La forme théâtrale qu’il choisit après le journalisme lui vient naturellement. Mais il ne s’agit pas de la forme traditionnelle du théâtre occidental dont on a l’habitude. En effet, les révolutions se poursuivent à l’intérieur même de son écriture : les personnages de la dramaturgie classique laissent place à des personnages dont le principal rôle est de porter le texte révolutionnaire, l’espace, les spectateurs, les voix, tout est remis en cause. Le théâtre pour lui est avant tout une nécessité d’expression, il est fait pour « répondre à ce qui était en train de se passer, de trouver le langage qui convenait… c’était en quelque sorte naître »[4].

Il ne fait pas de théâtre dans l’objectif de représentations car il rejette violemment l’idée du spectateur-consommateur, le résultat n’est donc pas l’important. L’essentiel pour lui c’est le travail en lui-même, le Work in Progress qui passe par l’apprentissage du son, du corps, de la musique et surtout de la pensée et du verbe ; « c’est la confrontation de l’individu et du texte »[5].

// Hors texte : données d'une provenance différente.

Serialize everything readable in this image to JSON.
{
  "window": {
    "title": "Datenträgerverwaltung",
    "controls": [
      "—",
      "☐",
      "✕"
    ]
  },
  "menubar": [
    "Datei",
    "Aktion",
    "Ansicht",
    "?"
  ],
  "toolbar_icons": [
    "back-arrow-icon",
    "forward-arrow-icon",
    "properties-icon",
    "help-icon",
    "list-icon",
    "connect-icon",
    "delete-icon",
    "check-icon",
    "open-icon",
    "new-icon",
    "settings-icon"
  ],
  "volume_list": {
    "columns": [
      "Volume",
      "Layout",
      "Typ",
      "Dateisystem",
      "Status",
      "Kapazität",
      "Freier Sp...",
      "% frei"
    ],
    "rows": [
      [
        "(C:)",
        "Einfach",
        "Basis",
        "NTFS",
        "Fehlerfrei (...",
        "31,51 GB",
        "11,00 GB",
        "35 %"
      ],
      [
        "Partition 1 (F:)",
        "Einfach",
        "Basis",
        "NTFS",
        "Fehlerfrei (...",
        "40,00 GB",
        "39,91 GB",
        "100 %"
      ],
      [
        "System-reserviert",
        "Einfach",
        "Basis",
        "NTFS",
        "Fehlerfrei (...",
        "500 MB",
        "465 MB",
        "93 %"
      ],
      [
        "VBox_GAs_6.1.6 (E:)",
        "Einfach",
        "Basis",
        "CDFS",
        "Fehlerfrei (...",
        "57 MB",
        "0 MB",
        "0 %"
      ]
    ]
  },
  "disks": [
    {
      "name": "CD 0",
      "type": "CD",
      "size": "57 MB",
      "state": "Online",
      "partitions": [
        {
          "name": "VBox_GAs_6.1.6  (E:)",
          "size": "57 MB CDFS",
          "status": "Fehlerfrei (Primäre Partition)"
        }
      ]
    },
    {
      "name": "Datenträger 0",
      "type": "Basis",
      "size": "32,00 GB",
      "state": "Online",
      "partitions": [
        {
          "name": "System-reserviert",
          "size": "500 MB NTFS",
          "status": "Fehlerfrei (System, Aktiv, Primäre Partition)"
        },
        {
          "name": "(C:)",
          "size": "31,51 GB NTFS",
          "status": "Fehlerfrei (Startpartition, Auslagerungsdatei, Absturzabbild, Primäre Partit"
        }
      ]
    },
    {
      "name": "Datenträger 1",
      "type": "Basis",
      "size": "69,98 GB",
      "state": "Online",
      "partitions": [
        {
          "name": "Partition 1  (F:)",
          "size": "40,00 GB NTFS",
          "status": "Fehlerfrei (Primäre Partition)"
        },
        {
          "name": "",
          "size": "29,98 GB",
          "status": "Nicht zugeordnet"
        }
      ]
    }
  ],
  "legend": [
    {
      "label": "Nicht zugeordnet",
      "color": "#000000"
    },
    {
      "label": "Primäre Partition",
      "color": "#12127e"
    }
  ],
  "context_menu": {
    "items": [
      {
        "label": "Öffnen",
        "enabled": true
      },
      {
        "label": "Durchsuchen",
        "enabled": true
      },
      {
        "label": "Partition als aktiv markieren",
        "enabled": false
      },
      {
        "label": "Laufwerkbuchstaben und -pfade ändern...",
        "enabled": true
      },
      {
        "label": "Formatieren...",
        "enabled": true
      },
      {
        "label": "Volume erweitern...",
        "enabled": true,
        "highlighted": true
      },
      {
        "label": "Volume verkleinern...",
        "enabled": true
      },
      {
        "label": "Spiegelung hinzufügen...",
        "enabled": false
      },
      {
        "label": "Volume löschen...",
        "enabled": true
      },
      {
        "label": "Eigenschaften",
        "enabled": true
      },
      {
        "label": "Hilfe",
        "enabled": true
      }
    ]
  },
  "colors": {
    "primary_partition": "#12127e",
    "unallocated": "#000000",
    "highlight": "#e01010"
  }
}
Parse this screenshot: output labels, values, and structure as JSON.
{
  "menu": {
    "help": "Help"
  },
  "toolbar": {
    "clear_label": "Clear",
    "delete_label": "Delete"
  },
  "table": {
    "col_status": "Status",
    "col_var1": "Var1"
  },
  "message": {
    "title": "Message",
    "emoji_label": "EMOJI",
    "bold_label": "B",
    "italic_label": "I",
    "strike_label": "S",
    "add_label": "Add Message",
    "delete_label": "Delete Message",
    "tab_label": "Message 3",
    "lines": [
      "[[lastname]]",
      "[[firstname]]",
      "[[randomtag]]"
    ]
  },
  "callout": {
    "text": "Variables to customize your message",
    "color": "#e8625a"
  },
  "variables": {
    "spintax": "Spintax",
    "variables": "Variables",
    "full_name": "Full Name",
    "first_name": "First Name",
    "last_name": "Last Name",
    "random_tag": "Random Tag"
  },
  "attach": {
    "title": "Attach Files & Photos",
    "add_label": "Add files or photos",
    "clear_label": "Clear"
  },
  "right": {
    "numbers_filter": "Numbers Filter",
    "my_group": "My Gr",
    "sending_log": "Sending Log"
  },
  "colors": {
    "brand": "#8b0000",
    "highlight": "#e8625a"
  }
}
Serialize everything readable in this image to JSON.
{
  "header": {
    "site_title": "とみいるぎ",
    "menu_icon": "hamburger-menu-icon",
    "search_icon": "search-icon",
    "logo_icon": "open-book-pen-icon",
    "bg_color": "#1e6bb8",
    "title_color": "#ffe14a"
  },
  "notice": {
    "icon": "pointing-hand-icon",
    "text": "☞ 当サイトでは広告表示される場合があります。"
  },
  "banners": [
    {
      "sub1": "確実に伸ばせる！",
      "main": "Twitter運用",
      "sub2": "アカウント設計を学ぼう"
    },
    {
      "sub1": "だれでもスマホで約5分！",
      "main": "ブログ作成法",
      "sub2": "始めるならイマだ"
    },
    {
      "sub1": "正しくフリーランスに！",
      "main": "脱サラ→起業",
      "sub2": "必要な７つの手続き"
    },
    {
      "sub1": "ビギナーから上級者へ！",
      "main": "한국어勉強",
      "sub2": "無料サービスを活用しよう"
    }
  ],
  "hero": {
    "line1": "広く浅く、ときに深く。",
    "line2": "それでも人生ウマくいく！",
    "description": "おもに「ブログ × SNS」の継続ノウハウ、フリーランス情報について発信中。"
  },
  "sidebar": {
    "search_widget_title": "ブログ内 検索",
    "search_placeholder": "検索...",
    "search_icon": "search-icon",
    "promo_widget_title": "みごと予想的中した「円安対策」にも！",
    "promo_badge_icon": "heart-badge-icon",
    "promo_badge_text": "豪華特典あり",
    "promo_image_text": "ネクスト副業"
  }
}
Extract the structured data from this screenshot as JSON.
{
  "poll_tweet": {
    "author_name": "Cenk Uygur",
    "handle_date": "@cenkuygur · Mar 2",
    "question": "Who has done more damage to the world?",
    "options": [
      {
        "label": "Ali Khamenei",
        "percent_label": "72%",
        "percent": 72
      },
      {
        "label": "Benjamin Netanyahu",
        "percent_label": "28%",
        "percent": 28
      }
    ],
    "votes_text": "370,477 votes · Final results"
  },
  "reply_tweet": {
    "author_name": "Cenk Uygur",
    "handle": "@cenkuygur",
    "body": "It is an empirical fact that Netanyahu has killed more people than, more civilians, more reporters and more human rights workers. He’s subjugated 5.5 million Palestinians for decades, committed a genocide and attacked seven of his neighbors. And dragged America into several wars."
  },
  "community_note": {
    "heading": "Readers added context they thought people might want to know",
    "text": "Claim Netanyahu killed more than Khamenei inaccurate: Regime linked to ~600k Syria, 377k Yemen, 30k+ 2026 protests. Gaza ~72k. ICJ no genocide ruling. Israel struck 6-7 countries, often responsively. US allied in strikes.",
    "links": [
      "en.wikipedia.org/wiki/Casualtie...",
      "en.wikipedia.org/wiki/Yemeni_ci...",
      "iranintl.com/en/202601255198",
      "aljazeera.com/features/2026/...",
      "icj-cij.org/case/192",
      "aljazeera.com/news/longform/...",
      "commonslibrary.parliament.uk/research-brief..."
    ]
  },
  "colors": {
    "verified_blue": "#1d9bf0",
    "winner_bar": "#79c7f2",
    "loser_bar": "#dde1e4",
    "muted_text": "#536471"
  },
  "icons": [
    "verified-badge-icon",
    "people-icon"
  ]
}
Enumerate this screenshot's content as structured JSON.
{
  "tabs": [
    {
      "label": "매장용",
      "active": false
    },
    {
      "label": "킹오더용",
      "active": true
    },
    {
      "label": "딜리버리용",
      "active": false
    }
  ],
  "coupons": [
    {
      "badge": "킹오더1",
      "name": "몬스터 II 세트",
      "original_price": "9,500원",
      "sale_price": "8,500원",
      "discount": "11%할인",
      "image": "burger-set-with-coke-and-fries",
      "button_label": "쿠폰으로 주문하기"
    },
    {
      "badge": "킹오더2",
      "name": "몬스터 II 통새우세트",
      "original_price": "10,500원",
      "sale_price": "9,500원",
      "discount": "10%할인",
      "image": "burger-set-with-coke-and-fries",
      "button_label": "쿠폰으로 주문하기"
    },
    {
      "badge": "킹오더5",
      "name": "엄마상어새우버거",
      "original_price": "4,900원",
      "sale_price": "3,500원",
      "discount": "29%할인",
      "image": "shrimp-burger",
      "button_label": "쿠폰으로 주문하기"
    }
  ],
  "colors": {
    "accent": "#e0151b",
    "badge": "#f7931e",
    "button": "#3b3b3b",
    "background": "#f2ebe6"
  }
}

La démarche politique de Gatti dans sa création théâtrale est de rassembler une communauté, celle des loulous, pour « mobiliser les énergies vers un objectif commun ». « C’est donc une invitation à la connaissance, à l’apprentissage d’un langage qui […] permet à chacun de devenir son propre maître »[6].

Armand Gatti interroge le langage, plus que les mots même, c’est leur(s) sens qu’il questionne. Car c’est la langue qui permet à l’homme de s’élever et de se révolter. Pour lui, la poésie et la révolution sont complémentaires, la langue est un outil. C’est avec cet outil qu’il choisit de combattre du côté des opprimés, pour la résistance et la cause plus grande que l’homme. Ses mots sont ceux de la prise de conscience contre ceux de la prise de pouvoir.

Expériences de création et d’écriture[modifier | modifier le code]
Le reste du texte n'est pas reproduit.